Sunday, July 12, 2009

My Baby Shower

Today was my baby shower. It was pretty nice. I have so much stuff to sort through, put away, return, and figure out what I still need that I didn't get though. It's pretty overwhelming, not going to lie. There's just so much. I look at the pile in my room and freak out because I don't know where to start. It will get done I'm sure, and I know my mum will help me out with it, it's just so much, ha.
There are pictures on my mum's camera from the day, I'll post those separately when they're uploaded. Especially the one's of the favors I made and the cake that my dad's coworker made.
It was held at Gala, a small restaurant in downtown Farmington. There were tons of relatives, friends, and family friends there, it was a good crowd.
I wasn't in the highest of spirits or energy throughout the day though, I got maybe 5 hours of sleep and have been zoning out thinking about other unimportant things that I need off of my mind. It's a quarter to one and it's shocking that I'm awake enough to type this. At least I won't need to adjust to little sleep and a bad sleep schedule when Jude gets here, I'm already used to it.
I'm starting to get anxious about the baby being here. It feels like everyone else around me is much more excited for his arrival than I am. It makes me sad and feel awful, but I'm trying, I've been trying since December to get excited. Part of it's my pessimistic attitude towards everything, part of it's my apathy towards everything, part of it's the situation I'm in. I'll probably be thrilled and happy as balls once he's here, but until then I don't expect much excitement coming from me. I know it's going to be hard, and I think that's where my anxiety is coming from, because I'm also realizing that it's so close to happening. I'll be term in 2 weeks. He's due in 5. I feel like there's so much I still need to do to prepare for him, both mentally and with getting all of his stuff together. Mentally preparing myself has been and will probably continue being the hardest part. Like I know this is the most important thing going on in my life right now but I still manage to shove it to the back of my head and think about other frivolous things.
Part of me is still angry about Chris and all that has happened. I fear the impact it will have on Jude.
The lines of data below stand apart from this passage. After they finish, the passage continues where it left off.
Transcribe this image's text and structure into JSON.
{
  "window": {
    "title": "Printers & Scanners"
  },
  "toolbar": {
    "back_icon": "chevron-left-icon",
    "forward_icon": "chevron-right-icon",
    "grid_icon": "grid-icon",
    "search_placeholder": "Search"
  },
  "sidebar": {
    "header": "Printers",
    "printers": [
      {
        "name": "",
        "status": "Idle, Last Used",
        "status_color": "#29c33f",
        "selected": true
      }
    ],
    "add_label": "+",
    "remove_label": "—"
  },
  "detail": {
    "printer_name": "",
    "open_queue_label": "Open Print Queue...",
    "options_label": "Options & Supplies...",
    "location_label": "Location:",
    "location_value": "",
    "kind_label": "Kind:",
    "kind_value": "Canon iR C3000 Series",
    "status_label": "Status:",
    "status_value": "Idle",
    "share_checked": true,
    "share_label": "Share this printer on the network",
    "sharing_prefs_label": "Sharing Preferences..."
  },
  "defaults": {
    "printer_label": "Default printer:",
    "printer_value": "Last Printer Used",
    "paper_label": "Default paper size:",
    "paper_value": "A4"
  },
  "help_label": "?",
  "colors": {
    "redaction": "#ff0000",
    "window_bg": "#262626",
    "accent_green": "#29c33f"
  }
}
I fear it'll make him hate me and that somehow it's all my fault, even though I know it's not. It's not my fault Chris is immature and irresponsible. Sure, I dumped him, because of those reasons and his stubbornness and the fact that he was unwilling to meet me halfway and make adjustments, but that doesn't mean he has to be a bitter prick about it and do this to Jude. I know I don't have to worry about it for a few years, but I sometimes ponder what will I tell Jude about Chris and why he was not a part of his life. I don't want to lie, but at the same time I don't want to be so bitter about it, which I doubt is possible.
I'll figure this all out. Everything will fall into place. Everything does happen for a reason, right? Do we ever know what that reason is, is it learned over time, or is it always ambiguous?

1 comment:

  1. Aw, Kayleigh, I remember feeling exactly how you did about being apathetic. It's so normal, so try not to waste any energy on it. A lot of it is because Jude is such an unknown entity to you right now. Shoot, like I told you before, he very well may be for a while after he is here. Don't worry, you're a smart woman, it will all come together.

    Congrats on your shower. I bet it was fun!